Minacce ed estorsioni al prete: "Dammi i soldi o pubblico i video hard"

Una donna è finita ai domiciliari con l'accusa di minacce ed estorsione ai danni di un parroco: pretendeva dei soldi per non mostrare i filmini porno

Minacce ed estorsioni al prete: "Dammi i soldi o pubblico i video hard"

Una donna della provincia di Catania è stata arrestata con l'accusa di minacce ed estorsione aggravata ai danni di un sacerdote. La procura ha chiesto ed ottenuto la misura degli arresti domiciliari per la donna di 28 anni, che è stata notificata dai carabinieri della compagnia di Paternò, in provincia di Catania. La vicenda è iniziata nel 2019. Un sacerdote, sul suo profilo facebook, ha accettato l'amicizia a un giovane imbianchino residente nella provincia etnea. Il ragazzo, oltre a dire di essere anche un calciatore dilettante, in quel momento in ritiro con la propria squadra ad Acireale, si era mostrato interessato a nuove esperienze sessuali pur dichiarando di esser fidanzato con una ragazza.

Il giovane dunque ha iniziato a mostrarsi in foto e, percependo che il prete provasse una certa attrazione per lui, lo ha invitato a un incontro presso una struttura alberghiera di un conoscente dove non ci sarebbe stato bisogno di registrarsi e svelare la propria identità. Al diniego espresso dal sacerdote per timore, l’adescatore si è fatto sempre più spregiudicato postando delle foto dal contenuto inequivocabilmente erotico seguite dall’invito a contraccambiare. Il prelato, così, è caduto nella trappola. E ha ceduto alle lusinghe postando un video dove mostrava le sue parti intime e il proprio volto riflesso in uno specchio.

La sera successiva, il giovane ha rivelato al sacerdote che quelle immagini erano state viste dalla fidanzata che per gelosia gli aveva controllato il telefono e che la ragazza le aveva scaricate e salvate. A questo punto sono arrivate le minacce di diffusione del video compromettente a causa della gelosia morbosa della ragazza: quel materiale poteva finire all’Arcivescovo di Catania e alla trasmissione televisiva “Le Iene”. Quindi, in previsione che la fidanzata da lì a poco avrebbe voluto incontrare il prete per un chiarimento, il giovane imbianchino ha suggerito alla vittima di riferire alla ragazza che nel 2018 avendo fatto dei lavori di tinteggiatura in parrocchia doveva ancora ricevere il saldo equivalente a 3.600 euro.

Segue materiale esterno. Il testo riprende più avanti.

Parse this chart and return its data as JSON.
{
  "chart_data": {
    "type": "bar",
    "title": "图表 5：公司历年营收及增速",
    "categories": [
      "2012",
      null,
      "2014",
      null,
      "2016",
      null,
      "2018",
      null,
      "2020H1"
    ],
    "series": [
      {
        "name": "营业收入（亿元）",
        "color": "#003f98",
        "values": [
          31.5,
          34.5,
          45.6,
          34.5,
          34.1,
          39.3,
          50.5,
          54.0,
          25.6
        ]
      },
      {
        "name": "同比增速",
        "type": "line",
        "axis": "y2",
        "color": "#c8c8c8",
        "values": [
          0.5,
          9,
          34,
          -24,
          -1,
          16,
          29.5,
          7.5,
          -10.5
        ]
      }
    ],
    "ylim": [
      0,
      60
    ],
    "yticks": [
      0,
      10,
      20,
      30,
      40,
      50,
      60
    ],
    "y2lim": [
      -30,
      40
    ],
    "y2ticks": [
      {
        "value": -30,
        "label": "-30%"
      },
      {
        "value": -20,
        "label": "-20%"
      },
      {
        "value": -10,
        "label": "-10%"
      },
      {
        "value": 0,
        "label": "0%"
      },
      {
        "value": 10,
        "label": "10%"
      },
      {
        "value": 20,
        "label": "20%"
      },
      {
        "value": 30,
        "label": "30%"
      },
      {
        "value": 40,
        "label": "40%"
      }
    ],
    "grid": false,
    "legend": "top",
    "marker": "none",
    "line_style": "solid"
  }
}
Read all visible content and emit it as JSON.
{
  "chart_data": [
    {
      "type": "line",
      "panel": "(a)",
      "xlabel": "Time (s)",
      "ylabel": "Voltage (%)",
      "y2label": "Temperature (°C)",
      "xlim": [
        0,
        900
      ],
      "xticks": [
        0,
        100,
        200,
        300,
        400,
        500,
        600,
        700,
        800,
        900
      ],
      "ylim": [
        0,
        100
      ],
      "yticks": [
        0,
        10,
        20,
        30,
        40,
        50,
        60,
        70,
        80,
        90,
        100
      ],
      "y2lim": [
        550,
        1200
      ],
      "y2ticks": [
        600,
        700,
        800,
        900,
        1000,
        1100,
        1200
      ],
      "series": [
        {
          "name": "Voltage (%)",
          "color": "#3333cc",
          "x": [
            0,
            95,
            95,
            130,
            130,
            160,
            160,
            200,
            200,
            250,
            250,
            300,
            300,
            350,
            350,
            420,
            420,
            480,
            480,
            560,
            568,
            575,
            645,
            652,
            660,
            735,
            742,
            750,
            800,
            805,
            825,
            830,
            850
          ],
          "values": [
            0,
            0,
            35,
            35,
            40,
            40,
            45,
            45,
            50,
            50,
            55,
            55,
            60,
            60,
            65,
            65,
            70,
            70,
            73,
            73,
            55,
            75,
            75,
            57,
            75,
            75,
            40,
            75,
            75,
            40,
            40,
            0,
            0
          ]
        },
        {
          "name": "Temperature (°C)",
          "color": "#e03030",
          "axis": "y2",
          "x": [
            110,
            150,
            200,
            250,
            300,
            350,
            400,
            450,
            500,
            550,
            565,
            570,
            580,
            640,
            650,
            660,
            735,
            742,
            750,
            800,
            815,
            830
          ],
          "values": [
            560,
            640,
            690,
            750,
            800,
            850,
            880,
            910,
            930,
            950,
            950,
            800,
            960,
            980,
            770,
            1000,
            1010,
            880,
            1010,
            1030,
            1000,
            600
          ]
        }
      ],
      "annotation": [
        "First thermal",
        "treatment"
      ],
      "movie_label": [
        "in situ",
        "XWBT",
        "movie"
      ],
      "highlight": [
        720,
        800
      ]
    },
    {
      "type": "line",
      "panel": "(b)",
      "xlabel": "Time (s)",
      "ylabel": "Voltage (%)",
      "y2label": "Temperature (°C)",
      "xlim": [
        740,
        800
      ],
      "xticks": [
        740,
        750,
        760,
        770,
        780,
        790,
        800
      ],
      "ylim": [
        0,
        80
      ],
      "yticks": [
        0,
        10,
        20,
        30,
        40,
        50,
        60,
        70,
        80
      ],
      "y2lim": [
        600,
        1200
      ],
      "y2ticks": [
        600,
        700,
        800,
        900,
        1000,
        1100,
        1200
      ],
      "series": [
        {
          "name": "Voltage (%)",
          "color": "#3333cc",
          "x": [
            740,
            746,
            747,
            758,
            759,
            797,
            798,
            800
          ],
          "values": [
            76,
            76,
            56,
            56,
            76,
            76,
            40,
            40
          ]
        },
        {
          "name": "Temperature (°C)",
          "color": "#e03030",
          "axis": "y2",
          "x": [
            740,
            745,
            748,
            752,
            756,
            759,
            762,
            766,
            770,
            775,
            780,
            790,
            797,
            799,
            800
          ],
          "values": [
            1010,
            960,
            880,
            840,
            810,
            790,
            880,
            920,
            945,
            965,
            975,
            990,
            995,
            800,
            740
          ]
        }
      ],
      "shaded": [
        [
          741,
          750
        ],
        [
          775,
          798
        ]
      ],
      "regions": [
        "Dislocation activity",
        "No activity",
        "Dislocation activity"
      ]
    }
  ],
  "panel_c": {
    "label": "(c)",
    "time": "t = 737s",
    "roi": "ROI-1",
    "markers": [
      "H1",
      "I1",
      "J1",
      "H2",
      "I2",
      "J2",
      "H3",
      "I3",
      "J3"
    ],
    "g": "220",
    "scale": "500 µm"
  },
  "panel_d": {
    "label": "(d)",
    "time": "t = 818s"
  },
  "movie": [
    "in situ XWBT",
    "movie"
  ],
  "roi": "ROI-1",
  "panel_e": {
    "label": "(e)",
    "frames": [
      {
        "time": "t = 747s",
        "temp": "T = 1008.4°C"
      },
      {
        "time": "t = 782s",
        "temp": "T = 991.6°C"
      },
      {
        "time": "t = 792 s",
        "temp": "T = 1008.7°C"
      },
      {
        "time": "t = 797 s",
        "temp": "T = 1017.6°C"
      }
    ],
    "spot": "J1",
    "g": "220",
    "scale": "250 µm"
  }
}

La donna, utilizzando il perfetto assist fornitole dal fidanzato, si è materializzata tramite una telefonata durante la quale, oltre a mostrarsi costernata per quanto accaduto, “invitava” il prete a presentarsi l’indomani all’interno della villa di Acireale con i 3.600 euro altrimenti lo avrebbe denunciato, sia all’Arcivescovo di Catania che alla trasmissione “Le Iene”. L’indomani, per paura di uno scandalo, il sacerdote ha ritirato il denaro in banca per poi recarsi all’appuntamento. Qui ha trovato la giovane donna - con il volto seminascosto da una sciarpa, un copricapo e degli occhiali da sole - che incassata la somma, lo ha rassicurato definendosi una ragazza di chiesa, felice in quel momento per aver salvato la reputazione di un sacerdote e il suo fidanzamento.

Le minacce di diffusione del video hard

Rassicurazione disattesa poco tempo dopo quando l’ingordigia della ragazza si è manifestata nuovamente tramite una nuova richiesta di denaro, nella circostanza “giustificata” da una presunta gravidanza e dall’esigenza di prendere in affitto un’abitazione poiché il padre l’aveva costretta a lasciare la dimora familiare. Pressato dalle minacce dell’indagata, l’uomo, ovviamente preoccupato dallo scandalo che lo avrebbe travolto se quelle immagini fossero diventate di dominio pubblico, fu costretto a procurarsi il denaro, 4.000 euro, che è stato consegnato nella mani dell’aguzzina sempre all’interno della villa comunale di Acireale. Anche in quel caso, ricevuto il denaro, la ragazza ha giurato sulla vita del bambino che portava in grembo che non l’avrebbe più chiamato. Ma anche questa volta il giuramento non è stato rispettato, poiché ha continuato a fare pressioni al povero sacerdote con messaggi e telefonate anonime fino a quando, ormai disperato, ha trovato il coraggio di denunciare tutto ai carabinieri. A questo punto la proura ha chiesto e ottenuto la misura cautelare degli arresti domiciliari nei confronti della donna eseguita dai carabinieri.